He grew up in Patterson, N.J. into the realm of hip-hop — watching music videos in the 1980s featuring rappers who looked like him and came from similar backgrounds, coolly telling their stories using creative lyrics set to base-filled beats.
The special is unique as it ushers in the return, if only for one night, of one of hip-hop’s most influential music franchises — Yo! MTV Raps — which first aired in 1988 and ended in 1999, later titled simply, Yo!
Bugg and the show have a long history. As a 19-year-old undergraduate in Syracuse University’s S.I. Newhouse School of Public Communications in 1993, Bugg was accepted to an MTV summer internship in New York City. He later graduated in 1996 with a bachelor’s in Film Television-Radio-Film Production.

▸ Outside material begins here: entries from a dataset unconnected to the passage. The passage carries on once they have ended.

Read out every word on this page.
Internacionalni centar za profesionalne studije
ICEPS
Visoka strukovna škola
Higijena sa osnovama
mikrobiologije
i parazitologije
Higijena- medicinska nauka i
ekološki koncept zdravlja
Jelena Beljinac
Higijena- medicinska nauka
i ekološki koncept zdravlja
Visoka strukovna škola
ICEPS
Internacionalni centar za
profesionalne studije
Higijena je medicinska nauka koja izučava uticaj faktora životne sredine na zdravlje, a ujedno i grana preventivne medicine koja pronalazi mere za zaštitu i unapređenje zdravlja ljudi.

“When I got accepted, they asked me where I wanted to go, and I specifically said Yo! MTV Raps,” said Bugg, who currently resides in Brooklyn, N.Y. “It wasn’t until I got an internship there that I thought that maybe I can do this as a career.”
His paid internship at MTV ran from June to August of 1993. He has worked with the network each year since, starting as an unpaid production assistant to his current role as a freelance producer. Bugg has also served as a director for the network’s reality shows Making The Band II and Run’s House.
He credits Jac Benson II, a producer of Yo! MTV Raps for taking him under his wing, and having a positive influence on his career. MTV2 is a music channel geared towards an audience in their teens and early 20s. As producer of Yo! MTV Raps Classic Cuts, Bugg plays a major role in introducing a young audience to the early hip-hop music that influenced him so much.
“What rap and hip-hop did for me as a kid was made me see that things were just possible,” said Bugg. “My dream was to be a part of television. I could have a voice in this culture through television.”
The original hosts of Yo! MTV Raps — Fab 5 Freddy, Ed Lover and Dr. Dre — will be featured in the special as well as interviews with many notable present and past hip-hop artists. Bugg and his crew traveled to cities including New York, Atlanta, Philadelphia, Houston and Los Angeles to conduct interviews.
The retrospective will examine three classic cuts: Scenario by A Tribe Called Quest, My Mind’s Playing Tricks on Me by Geto Boys and It Was A Good Day by Ice Cube.
“We wanted to choose cuts relevant to the MTV2 audience, artists they would recognize and that speak to the heart of what hip-hop sounded and felt like then,” said Bugg.
He explained that Scenario represents the pure beats, rhymes and wordplay of traditional New York hip-hop, while My Mind’s Playing Tricks on Me represents the introduction of introspective rap, dealing with deep personal issues. Bugg suggests the work of rapper Eminem as a modern-day example. In addition, It Was A Good Day offered an alternative view of West Coast rap from the gangster rap lyrics that made it famous, showing a different side of Los Angeles and its culture.
It can be argued that many of the messages in today’s hip-hop are alot different from that of hip-hop’s forefathers — sometimes leaving an older generation of fans yearning for the tracks of yesteryear. Bugg believes the initial message remains. “I think we still as a culture are able to express good ideas through this music,” said Bugg. “In terms of the messages, hip-hop is diverse. There are still artists who offer a lot of positive information, but they might not be the popular voices. And, as a society, we can choose what is popular.”
Though Yo! MTV Raps Classic Cuts is scheduled only as a onetime special, Bugg says it could be a vehicle for the “old school” to help the “new school” remember its roots.
“Hopefully this special gets people excited,” said Bugg. “Hopefully we’ll get the opportunity to highlight more cuts.”